In 2014 I founded my first official tech startup from my garage. The company’s appetite was next generation technologies so we did a lot of software development in Internet of Things, Cloud Computing and FinTech. Riovic was founded in the process. I took some of the FinTech work I had done in my previous work and approached a friend of mine who wanted us to start a company together. We then started searching for financial sector problems we could solve with what we had and landed on peer to peer insurance.
One of the aspects of your business (although it’s currently in a beta version) helps others raise capital. How did you raise capital to start and run your business during its initial stages?
I don’t believe in rushing institutional investment at early stages. I’ve rejected a number of offers including one from Pierre Omidiyar’s fund, who is the founder of eBay.
Luckily Riovic was my second company. I founded a company called Cybatar first, which was a quite profitable and significant at the time. So I used it to finance the initial stages of the company. I sold some of my intellectual property and the Cybatar brand over to the guys that established the company in Kenya, and used that money to fund Riovic.

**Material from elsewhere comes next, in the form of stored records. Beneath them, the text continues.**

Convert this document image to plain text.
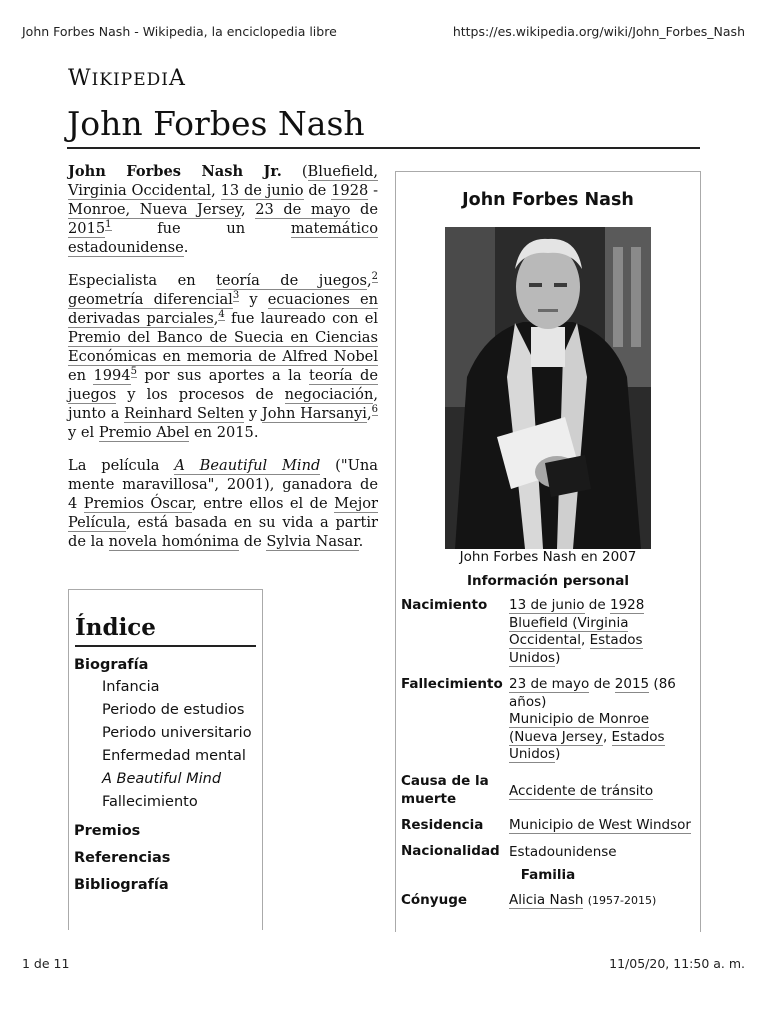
John Forbes Nash - Wikipedia, la enciclopedia libre	https://es.wikipedia.org/wiki/John_Forbes_Nash
WIKIPEDIA
John Forbes Nash

John Forbes Nash Jr. (Bluefield, Virginia Occidental, 13 de junio de 1928 - Monroe, Nueva Jersey, 23 de mayo de 2015$^1$ fue un matemático estadounidense.

Especialista en teoría de juegos,$^2$ geometría diferencial$^3$ y ecuaciones en derivadas parciales,$^4$ fue laureado con el Premio del Banco de Suecia en Ciencias Económicas en memoria de Alfred Nobel en 1994$^5$ por sus aportes a la teoría de juegos y los procesos de negociación, junto a Reinhard Selten y John Harsanyi,$^6$ y el Premio Abel en 2015.

La película A Beautiful Mind ("Una mente maravillosa", 2001), ganadora de 4 Premios Óscar, entre ellos el de Mejor Película, está basada en su vida a partir de la novela homónima de Sylvia Nasar.

Índice
Biografía
Infancia
Periodo de estudios
Periodo universitario
Enfermedad mental
A Beautiful Mind
Fallecimiento
Premios
Referencias
Bibliografía
John Forbes Nash
John Forbes Nash en 2007
Información personal
Nacimiento	13 de junio de 1928
Bluefield (Virginia Occidental, Estados Unidos)
Fallecimiento 23 de mayo de 2015 (86 años)
Municipio de Monroe (Nueva Jersey, Estados Unidos)
Causa de la muerte	Accidente de tránsito
Residencia	Municipio de West Windsor
Nacionalidad Estadounidense
Familia
Cónyuge	Alicia Nash (1957-2015)
1 de 11	11/05/20, 11:50 a. m.
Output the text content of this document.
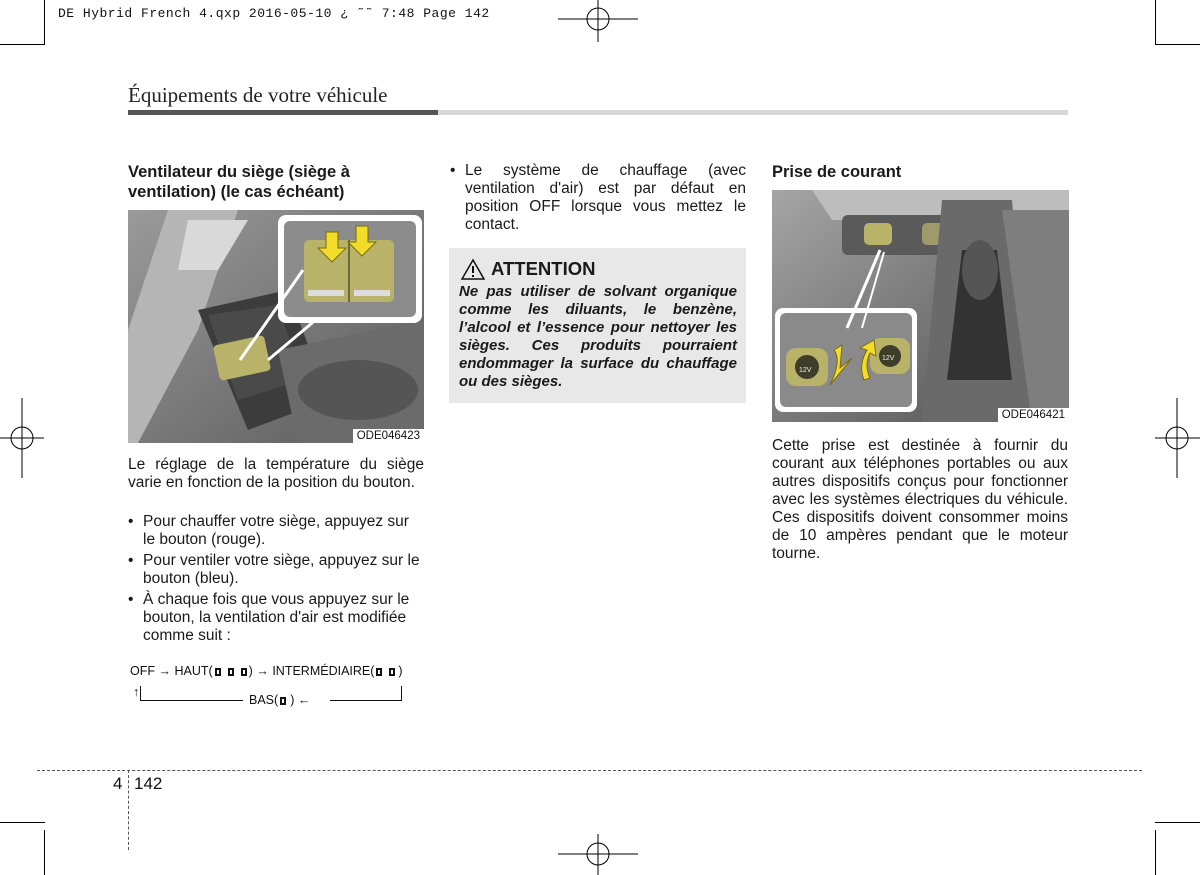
DE Hybrid French 4.qxp 2016-05-10 ¿ ˜˜ 7:48 Page 142
Équipements de votre véhicule
Ventilateur du siège (siège à ventilation) (le cas échéant)
ODE046423
Le réglage de la température du siège varie en fonction de la position du bouton.
• Pour chauffer votre siège, appuyez sur le bouton (rouge).
• Pour ventiler votre siège, appuyez sur le bouton (bleu).
• À chaque fois que vous appuyez sur le bouton, la ventilation d'air est modifiée comme suit :
OFF → HAUT(	) → INTERMÉDIAIRE( )
↑
BAS( ) ←
• Le système de chauffage (avec ventilation d'air) est par défaut en position OFF lorsque vous mettez le contact.
ATTENTION
Ne pas utiliser de solvant organique comme les diluants, le benzène, l’alcool et l’essence pour nettoyer les sièges. Ces produits pourraient endommager la surface du chauffage ou des sièges.
Prise de courant
12V
12V
ODE046421
Cette prise est destinée à fournir du courant aux téléphones portables ou aux autres dispositifs conçus pour fonctionner avec les systèmes électriques du véhicule. Ces dispositifs doivent consommer moins de 10 ampères pendant que le moteur tourne.
4 142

Can you share on what’s been the biggest challenge, especially as a millennial in a very sophisticated industry, in growing your business?

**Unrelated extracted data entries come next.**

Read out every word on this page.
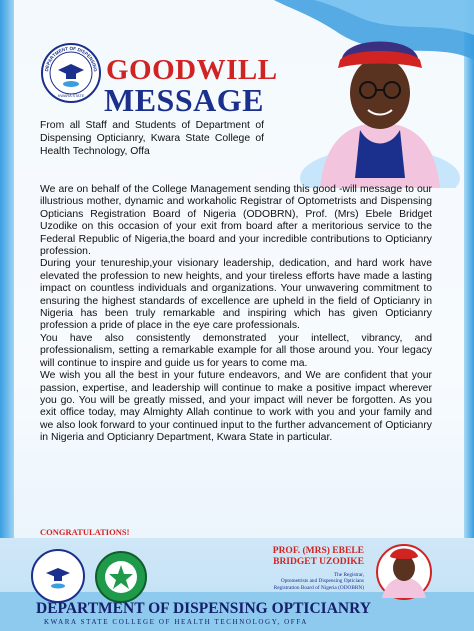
DEPARTMENT OF DISPENSING
KWARA STATE
GOODWILL
MESSAGE
From all Staff and Students of Department of Dispensing Opticianry, Kwara State College of Health Technology, Offa

We are on behalf of the College Management sending this good -will message to our illustrious mother, dynamic and workaholic Registrar of Optometrists and Dispensing Opticians Registration Board of Nigeria (ODOBRN), Prof. (Mrs) Ebele Bridget Uzodike on this occasion of your exit from board after a meritorious service to the Federal Republic of Nigeria,the board and your incredible contributions to Opticianry profession.

During your tenureship,your visionary leadership, dedication, and hard work have elevated the profession to new heights, and your tireless efforts have made a lasting impact on countless individuals and organizations. Your unwavering commitment to ensuring the highest standards of excellence are upheld in the field of Opticianry in Nigeria has been truly remarkable and inspiring which has given Opticianry profession a pride of place in the eye care professionals.

You have also consistently demonstrated your intellect, vibrancy, and professionalism, setting a remarkable example for all those around you. Your legacy will continue to inspire and guide us for years to come ma.

We wish you all the best in your future endeavors, and We are confident that your passion, expertise, and leadership will continue to make a positive impact wherever you go. You will be greatly missed, and your impact will never be forgotten. As you exit office today, may Almighty Allah continue to work with you and your family and we also look forward to your continued input to the further advancement of Opticianry in Nigeria and Opticianry Department, Kwara State in particular.

CONGRATULATIONS!
DEPARTMENT OF DISPENSING OPTICIANRY
KWARA STATE COLLEGE OF HEALTH TECHNOLOGY, OFFA
PROF. (MRS) EBELE
BRIDGET UZODIKE
The Registrar,
Optometrists and Dispensing Opticians
Registration Board of Nigeria (ODOBRN)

Being an innovator in the financial services sector is a little bit tough because of the conservative regulatory environment. The rules aren’t moving with the times and I’ve had to work around my models to fit in the current regulatory regime.

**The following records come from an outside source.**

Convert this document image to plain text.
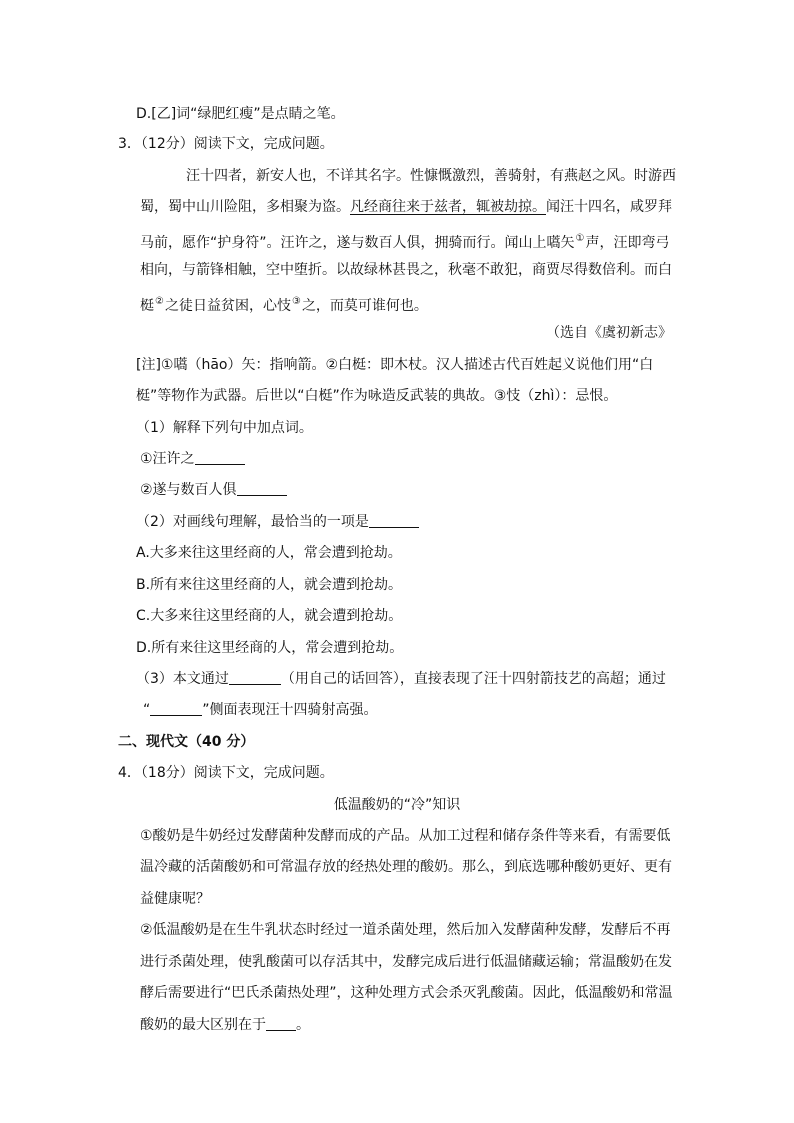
D.[乙]词“绿肥红瘦”是点睛之笔。
3．（12分）阅读下文，完成问题。
汪十四者，新安人也，不详其名字。性慷慨激烈，善骑射，有燕赵之风。时游西
蜀，蜀中山川险阻，多相聚为盗。凡经商往来于兹者，辄被劫掠。闻汪十四名，咸罗拜
马前，愿作“护身符”。汪许之，遂与数百人俱，拥骑而行。闻山上嚆矢①声，汪即弯弓
相向，与箭锋相触，空中堕折。以故绿林甚畏之，秋毫不敢犯，商贾尽得数倍利。而白
梃②之徒日益贫困，心忮③之，而莫可谁何也。
（选自《虞初新志》
[注]①嚆（hāo）矢：指响箭。②白梃：即木杖。汉人描述古代百姓起义说他们用“白
梃”等物作为武器。后世以“白梃”作为咏造反武装的典故。③忮（zhì）：忌恨。
（1）解释下列句中加点词。
①汪许之
②遂与数百人俱
（2）对画线句理解，最恰当的一项是
A.大多来往这里经商的人，常会遭到抢劫。
B.所有来往这里经商的人，就会遭到抢劫。
C.大多来往这里经商的人，就会遭到抢劫。
D.所有来往这里经商的人，常会遭到抢劫。
（3）本文通过	（用自己的话回答），直接表现了汪十四射箭技艺的高超；通过
“	”侧面表现汪十四骑射高强。
二、现代文（40 分）
4．（18分）阅读下文，完成问题。
低温酸奶的“冷”知识
①酸奶是牛奶经过发酵菌种发酵而成的产品。从加工过程和储存条件等来看，有需要低
温冷藏的活菌酸奶和可常温存放的经热处理的酸奶。那么，到底选哪种酸奶更好、更有
益健康呢？
②低温酸奶是在生牛乳状态时经过一道杀菌处理，然后加入发酵菌种发酵，发酵后不再
进行杀菌处理，使乳酸菌可以存活其中，发酵完成后进行低温储藏运输；常温酸奶在发
酵后需要进行“巴氏杀菌热处理”，这种处理方式会杀灭乳酸菌。因此，低温酸奶和常温
酸奶的最大区别在于 。
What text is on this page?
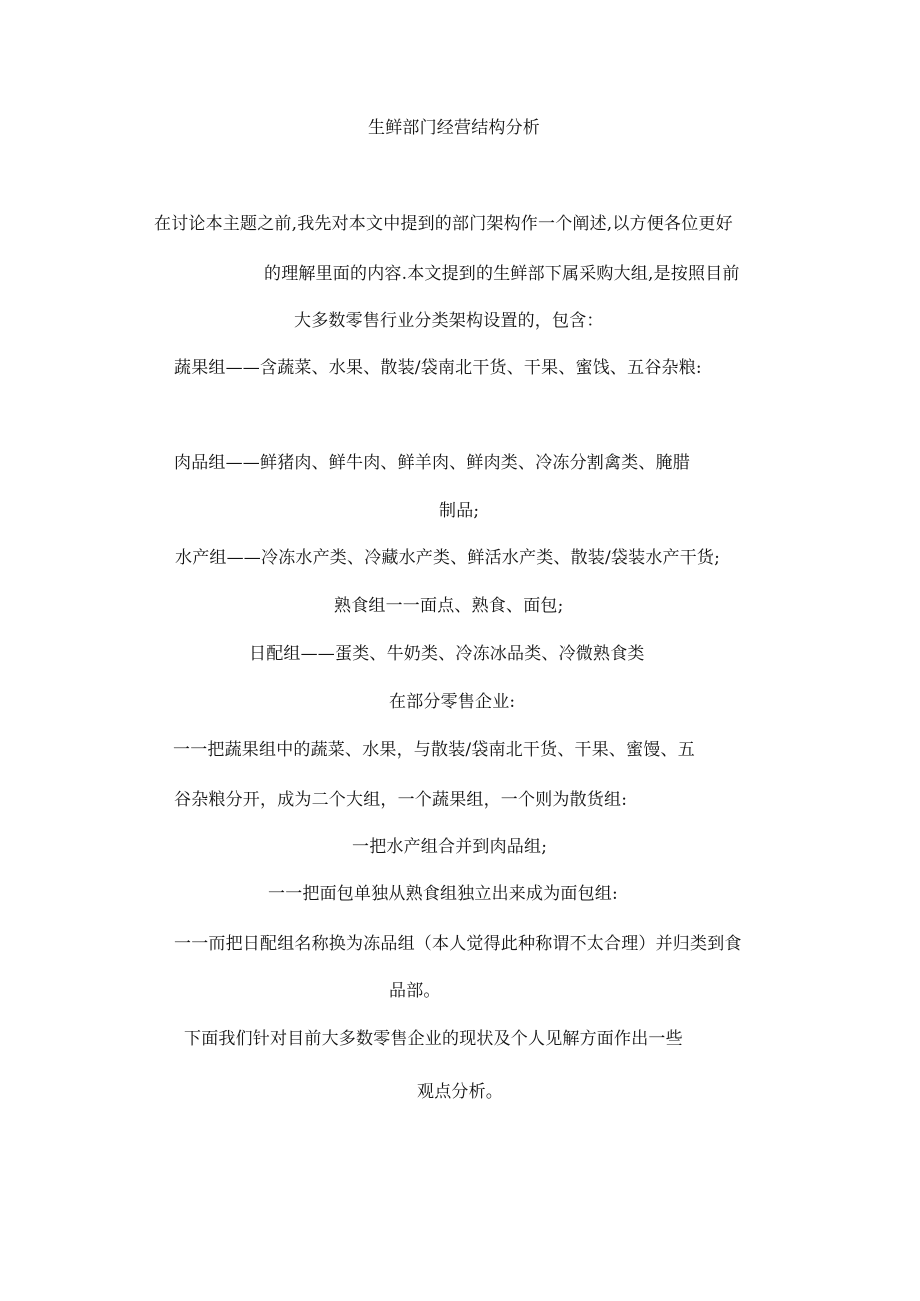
生鲜部门经营结构分析
在讨论本主题之前,我先对本文中提到的部门架构作一个阐述,以方便各位更好
的理解里面的内容.本文提到的生鲜部下属采购大组,是按照目前
大多数零售行业分类架构设置的，包含：
蔬果组——含蔬菜、水果、散装/袋南北干货、干果、蜜饯、五谷杂粮:
肉品组——鲜猪肉、鲜牛肉、鲜羊肉、鲜肉类、冷冻分割禽类、腌腊
制品;
水产组——冷冻水产类、冷藏水产类、鲜活水产类、散装/袋装水产干货;
熟食组一一面点、熟食、面包;
日配组——蛋类、牛奶类、冷冻冰品类、冷微熟食类
在部分零售企业:
一一把蔬果组中的蔬菜、水果，与散装/袋南北干货、干果、蜜馒、五
谷杂粮分开，成为二个大组，一个蔬果组，一个则为散货组:
一把水产组合并到肉品组;
一一把面包单独从熟食组独立出来成为面包组:
一一而把日配组名称换为冻品组（本人觉得此种称谓不太合理）并归类到食
品部。
下面我们针对目前大多数零售企业的现状及个人见解方面作出一些
观点分析。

What are some of the things regarding money management that nobody told you as you were starting your business that you had to sort of learn the hard way?
You need to have some funds set aside. Most businesses don’t start making money immediately. When I started Riovic I thought I’d experience the same speed I did with my first business in generating revenue. But I was wrong.
It took the company close to 2 years to be in a position to start making money. By that time I had blown through most of the money I had on paying employees we didn’t need before that stage.
In your experience as a FinTech entrepreneur where do you see the future of investing for millennials? Do you see us moving more towards the peer investing culture similar to the sharing economy?
I see financial planners and investment brokers being replaced by robots.
Real Estate Investment Trusts (REITs) and Collective Investment Schemes are going to be replaced by sharing-economy-based models: either peer to peer or crowd-investing.
Blockchain is also disrupting stock exchanges with the entry of smart contracts. Instead of going through an IPO (initial public offering) process, companies can now launch Initial Coin Offerings and sell tokens linked to company shares bound by smart contracts on blockchain. So there’ll be an entry of new asset classes. Some of these are already happening, and some are underway.
From a leadership perspective how do you manage “being the boss” when working with people around the same age as you?
I always work with friends. I always make sure to first observe people before I hire them. This is to ensure that they are in line with my vision and can bring value to the company. It also makes it easier when there’s mutual respect in the working relationship.
What’s been the biggest and best investment you’ve made in your life?
When I was still in high school, I saved up my pocket money for 5 months and bought a female goat. I’ve since accumulated a small herd, which increases every year. With the never ending value of agriculture, personally, that investment exceeds any investment I can make now.
Lastly, best advice on money that you’ve ever received and who was it from?
A few years ago I came across a scripture that says “cast your bread upon many waters for you will find it after many days” and I’ve lived by it since.
I always try to hedge my interests with a long-term plan.